Nothing symbolises the difference between the Old India and the New India better than coffee. Once upon a time, Indians didn’t even care whether they were drinking instant coffee (watery and tasteless) or the real thing (strong and energising). Once, coffee epitomised a Leftie culture of talk and debate. People in government offices drank milky tea; intellectuals went to coffee houses to plan the revolution.
Now, we’re all coffee snobs. Our parents may have thought that Nescafé was coffee but we inhabit a world of cappuccinos (what the last generation mistakenly called espresso), ristrettos and café lattes. Young people will tell you why the coffee at Café Coffee Day is so much better than the Barista version — or vice versa.
And forget about the caffeine-fuelled revolution. These days, a coffee house is a place you go to discuss job hops and career advancements. There is nothing revolutionary about a cup of overpriced coffee. Instead, we treat it as a mark of liberalisation, of India’s entry into the global economy, as our way of declaring that we are prosperous inhabitants of a rapidly Westernising world.

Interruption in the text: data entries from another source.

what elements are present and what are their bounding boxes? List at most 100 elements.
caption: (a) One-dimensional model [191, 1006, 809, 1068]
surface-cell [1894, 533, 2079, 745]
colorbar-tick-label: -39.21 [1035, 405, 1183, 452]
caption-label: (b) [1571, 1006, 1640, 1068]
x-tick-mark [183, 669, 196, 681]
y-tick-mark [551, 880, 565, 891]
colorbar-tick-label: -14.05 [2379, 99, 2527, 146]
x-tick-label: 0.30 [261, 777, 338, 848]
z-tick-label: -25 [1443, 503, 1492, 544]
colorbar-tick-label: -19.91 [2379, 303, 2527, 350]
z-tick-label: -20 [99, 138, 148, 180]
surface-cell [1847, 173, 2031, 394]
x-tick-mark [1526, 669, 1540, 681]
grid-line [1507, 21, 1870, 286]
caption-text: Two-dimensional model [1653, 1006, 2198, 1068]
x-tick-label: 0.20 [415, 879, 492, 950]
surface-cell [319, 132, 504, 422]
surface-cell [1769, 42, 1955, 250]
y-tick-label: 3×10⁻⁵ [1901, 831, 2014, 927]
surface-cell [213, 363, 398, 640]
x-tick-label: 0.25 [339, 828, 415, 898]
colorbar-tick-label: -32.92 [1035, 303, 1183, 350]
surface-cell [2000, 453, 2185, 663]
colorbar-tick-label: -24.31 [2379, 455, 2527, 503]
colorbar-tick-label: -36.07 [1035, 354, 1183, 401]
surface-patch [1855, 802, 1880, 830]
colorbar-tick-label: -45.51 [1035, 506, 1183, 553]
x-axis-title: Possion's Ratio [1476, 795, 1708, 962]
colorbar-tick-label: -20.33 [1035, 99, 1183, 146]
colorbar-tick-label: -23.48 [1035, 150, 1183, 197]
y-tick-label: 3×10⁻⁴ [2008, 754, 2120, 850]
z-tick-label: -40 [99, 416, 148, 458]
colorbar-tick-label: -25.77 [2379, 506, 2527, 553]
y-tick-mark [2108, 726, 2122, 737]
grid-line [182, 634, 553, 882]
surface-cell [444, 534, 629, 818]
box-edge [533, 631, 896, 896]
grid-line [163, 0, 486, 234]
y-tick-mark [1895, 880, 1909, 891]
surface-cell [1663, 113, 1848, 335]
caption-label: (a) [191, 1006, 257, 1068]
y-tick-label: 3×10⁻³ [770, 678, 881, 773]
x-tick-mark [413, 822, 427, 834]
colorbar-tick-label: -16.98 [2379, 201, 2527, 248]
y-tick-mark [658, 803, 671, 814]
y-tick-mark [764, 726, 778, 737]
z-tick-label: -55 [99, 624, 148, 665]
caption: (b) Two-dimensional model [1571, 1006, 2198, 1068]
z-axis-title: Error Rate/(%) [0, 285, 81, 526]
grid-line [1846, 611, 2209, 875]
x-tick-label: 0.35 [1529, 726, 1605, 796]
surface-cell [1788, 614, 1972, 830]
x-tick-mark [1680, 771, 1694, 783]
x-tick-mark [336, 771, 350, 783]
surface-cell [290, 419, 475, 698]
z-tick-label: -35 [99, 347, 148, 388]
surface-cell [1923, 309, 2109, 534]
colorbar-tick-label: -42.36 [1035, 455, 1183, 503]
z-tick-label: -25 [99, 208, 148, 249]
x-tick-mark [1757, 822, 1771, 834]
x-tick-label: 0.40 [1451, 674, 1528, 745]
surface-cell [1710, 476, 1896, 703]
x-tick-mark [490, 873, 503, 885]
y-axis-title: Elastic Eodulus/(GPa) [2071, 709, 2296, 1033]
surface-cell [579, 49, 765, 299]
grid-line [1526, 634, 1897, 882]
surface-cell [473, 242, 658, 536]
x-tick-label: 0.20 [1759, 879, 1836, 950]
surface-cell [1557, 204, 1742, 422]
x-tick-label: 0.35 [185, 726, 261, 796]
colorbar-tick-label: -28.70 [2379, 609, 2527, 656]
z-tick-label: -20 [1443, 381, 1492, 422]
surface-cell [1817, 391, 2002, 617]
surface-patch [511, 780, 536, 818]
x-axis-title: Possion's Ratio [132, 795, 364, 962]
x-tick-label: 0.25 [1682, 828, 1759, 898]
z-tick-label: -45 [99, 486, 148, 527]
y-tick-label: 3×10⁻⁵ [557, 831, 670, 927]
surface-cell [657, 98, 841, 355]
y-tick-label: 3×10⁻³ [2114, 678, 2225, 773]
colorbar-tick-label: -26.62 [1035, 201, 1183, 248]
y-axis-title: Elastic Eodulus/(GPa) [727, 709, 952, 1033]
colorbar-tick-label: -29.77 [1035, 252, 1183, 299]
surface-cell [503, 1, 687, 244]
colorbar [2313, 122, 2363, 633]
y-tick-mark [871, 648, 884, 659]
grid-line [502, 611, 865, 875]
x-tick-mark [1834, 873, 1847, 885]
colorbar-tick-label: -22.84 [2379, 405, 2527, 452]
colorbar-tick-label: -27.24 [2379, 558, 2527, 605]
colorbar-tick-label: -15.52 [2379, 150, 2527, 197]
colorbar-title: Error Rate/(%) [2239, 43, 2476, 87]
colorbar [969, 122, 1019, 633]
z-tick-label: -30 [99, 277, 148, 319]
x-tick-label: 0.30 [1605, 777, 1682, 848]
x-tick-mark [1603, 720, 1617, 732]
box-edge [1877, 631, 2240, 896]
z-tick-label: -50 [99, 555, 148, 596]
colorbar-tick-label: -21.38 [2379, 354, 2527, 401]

The transition from intellectual-filled Coffee House to yuppie-infested Barista reflects the changes that India has gone through. When I was young, none of us ever had the money today’s kids have. Even adjusting for inflation, a couple of Barista coffees would have cleaned us out for a week. Not that there was anything like Barista in those days. Instead, meeting for a coffee was the only way most of us could afford to frequent the expensive cafes at deluxe hotels.
So, should we treat the invasion of the coffee bars as a signal that India’s gone soft, that the iron has been drained out of our souls, replaced by the empty husks of Colombian coffee beans?
I am not sure. I agree that most of the new coffee places are soulless, machine-made, industrial-chain operations. But, on the other hand, they are clean, the coffee is not bad, and at least they provide an opportunity for young people to sit and make real conversation in this era of Internet chats and Facebook lifestyles.
So, yes, I miss the romance of the Coffee House, the sense of revolution that lasted till the last cup of coffee was drained, and the air of frenzied intellectual debate. But life moves on, countries move on, times change, and revolution is no longer on the agenda.
For an era of prosperity and hope, bitter coffee seems sadly inappropriate. Say what you will about a giant café latte mug — but for better or for worse, it is the true drink of our times.